The vulnerability is rooted in the improper neutralization of user-supplied input before it is incorporated into an operating system command [S1]. This flaw is classified as CWE-78 [S1]. In affected versions, specific authenticated endpoints fail to adequately validate or sanitize parameters before passing them to system-level execution functions [S2].

Remediation

Users should upgrade their LibreNMS installation to version 24.10.0 or later to resolve this issue [S2]. As a general security best practice, access to the LibreNMS administrative interface should be restricted to trusted network segments using firewalls or access control lists (ACLs) [S1].

How FixVibe tests for it

FixVibe now includes this in GitHub repo scans.

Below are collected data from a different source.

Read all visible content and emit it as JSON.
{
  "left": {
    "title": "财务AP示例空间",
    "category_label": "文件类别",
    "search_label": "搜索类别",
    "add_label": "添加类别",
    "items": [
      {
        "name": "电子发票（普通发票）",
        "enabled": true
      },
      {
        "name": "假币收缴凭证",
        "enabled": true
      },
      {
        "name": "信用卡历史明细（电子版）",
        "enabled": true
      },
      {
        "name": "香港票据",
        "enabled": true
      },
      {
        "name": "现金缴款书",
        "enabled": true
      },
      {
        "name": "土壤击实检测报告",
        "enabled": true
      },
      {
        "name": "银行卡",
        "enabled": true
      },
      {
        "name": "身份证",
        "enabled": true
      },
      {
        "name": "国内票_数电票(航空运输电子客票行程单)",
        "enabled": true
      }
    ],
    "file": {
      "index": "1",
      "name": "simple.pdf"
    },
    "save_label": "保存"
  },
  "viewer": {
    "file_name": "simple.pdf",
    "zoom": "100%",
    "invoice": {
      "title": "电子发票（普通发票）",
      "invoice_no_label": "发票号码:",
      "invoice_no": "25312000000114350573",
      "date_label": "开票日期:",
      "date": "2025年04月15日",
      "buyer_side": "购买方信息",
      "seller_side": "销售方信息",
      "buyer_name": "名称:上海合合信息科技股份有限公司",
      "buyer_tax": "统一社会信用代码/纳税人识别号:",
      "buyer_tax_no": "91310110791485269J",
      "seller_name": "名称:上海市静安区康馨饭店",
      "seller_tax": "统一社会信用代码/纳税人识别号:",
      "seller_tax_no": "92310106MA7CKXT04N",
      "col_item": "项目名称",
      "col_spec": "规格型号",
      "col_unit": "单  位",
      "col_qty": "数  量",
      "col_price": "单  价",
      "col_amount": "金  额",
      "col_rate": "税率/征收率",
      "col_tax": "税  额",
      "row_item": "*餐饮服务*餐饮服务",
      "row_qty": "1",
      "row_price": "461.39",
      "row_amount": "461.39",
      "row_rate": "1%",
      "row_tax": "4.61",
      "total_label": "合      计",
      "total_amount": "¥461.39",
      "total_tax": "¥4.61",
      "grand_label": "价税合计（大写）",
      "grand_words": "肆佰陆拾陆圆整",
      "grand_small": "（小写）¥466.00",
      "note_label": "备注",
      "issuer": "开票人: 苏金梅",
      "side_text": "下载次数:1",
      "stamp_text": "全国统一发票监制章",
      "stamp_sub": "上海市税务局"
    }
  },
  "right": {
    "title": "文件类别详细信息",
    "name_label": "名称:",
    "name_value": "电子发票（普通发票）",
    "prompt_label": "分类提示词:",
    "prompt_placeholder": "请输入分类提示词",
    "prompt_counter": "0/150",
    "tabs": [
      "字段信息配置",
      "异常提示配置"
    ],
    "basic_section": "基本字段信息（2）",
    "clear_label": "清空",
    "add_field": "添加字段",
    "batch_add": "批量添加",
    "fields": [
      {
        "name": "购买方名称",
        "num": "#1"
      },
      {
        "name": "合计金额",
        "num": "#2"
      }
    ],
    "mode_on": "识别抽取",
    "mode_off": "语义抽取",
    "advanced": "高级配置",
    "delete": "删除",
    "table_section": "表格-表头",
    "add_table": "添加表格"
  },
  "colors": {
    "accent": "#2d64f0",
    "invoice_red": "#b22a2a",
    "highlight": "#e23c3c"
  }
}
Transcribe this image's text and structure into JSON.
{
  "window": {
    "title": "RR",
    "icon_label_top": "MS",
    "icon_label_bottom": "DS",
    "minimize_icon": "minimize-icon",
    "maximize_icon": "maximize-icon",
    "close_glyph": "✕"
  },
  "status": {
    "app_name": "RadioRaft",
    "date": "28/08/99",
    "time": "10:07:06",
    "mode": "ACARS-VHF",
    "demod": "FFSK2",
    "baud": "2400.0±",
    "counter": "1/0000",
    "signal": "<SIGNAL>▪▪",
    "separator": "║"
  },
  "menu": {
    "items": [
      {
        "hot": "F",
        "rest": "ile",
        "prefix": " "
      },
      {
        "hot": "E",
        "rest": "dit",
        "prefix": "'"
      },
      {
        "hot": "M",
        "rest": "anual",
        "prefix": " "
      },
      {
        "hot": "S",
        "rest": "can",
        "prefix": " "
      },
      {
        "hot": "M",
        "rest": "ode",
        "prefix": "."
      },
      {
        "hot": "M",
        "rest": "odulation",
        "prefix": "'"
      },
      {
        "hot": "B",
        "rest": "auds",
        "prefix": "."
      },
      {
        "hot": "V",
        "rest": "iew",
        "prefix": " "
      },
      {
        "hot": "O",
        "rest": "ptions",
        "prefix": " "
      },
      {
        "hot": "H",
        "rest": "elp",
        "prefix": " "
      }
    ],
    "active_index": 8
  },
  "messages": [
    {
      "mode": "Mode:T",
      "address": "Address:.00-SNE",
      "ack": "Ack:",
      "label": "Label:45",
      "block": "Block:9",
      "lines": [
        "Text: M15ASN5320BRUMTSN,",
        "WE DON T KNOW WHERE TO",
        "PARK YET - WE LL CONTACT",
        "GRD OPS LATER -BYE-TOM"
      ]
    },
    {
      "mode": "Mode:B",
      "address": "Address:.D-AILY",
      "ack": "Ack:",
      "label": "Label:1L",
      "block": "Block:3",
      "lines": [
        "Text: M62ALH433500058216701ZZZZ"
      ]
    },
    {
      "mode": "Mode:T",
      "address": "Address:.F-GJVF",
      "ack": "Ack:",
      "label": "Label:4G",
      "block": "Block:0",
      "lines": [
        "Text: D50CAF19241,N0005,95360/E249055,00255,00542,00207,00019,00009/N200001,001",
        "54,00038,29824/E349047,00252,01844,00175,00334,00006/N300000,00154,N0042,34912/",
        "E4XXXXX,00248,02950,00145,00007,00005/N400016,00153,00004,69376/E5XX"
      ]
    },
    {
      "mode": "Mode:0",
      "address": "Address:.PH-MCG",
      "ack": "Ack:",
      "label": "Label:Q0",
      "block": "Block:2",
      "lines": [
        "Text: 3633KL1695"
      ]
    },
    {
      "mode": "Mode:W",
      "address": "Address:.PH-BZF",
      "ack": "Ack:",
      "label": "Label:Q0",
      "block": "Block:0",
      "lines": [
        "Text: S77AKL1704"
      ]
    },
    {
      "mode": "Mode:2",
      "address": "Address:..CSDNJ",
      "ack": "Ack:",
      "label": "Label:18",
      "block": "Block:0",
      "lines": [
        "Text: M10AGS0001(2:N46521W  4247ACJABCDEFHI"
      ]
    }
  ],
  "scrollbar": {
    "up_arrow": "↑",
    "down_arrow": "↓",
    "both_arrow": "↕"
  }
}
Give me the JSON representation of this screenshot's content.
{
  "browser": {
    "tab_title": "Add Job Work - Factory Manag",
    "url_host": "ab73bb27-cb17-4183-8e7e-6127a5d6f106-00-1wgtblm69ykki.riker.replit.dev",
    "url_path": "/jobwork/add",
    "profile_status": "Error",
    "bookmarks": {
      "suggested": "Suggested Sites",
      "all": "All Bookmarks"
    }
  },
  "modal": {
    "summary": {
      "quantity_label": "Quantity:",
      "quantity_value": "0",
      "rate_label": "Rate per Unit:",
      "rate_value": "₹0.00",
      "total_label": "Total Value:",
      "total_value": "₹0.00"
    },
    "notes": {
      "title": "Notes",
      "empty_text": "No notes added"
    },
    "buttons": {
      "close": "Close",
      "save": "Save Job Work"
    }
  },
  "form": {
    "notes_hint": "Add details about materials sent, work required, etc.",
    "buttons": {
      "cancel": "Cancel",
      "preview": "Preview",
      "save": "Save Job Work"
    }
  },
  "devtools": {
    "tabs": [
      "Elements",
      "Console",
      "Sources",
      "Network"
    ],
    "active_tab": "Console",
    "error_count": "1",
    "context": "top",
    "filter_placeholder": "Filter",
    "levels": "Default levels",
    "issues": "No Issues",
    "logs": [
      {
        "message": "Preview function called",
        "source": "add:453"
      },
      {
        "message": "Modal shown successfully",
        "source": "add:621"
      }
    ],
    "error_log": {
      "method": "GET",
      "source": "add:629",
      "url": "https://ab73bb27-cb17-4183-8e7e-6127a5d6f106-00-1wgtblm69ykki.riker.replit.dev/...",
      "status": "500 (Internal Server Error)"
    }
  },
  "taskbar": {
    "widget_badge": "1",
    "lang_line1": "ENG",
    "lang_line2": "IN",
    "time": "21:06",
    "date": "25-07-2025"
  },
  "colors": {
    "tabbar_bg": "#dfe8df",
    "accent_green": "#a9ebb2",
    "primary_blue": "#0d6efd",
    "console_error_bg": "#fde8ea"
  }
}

The check reads authorized repository dependency files only, including composer.lock and composer.json. It flags librenms/librenms locked versions or constraints that match the affected range <=24.9.1, then reports the dependency file, line number, advisory IDs, affected range, and fixed version.

This is a static, read-only repo check. It does not execute customer code and does not send exploit payloads.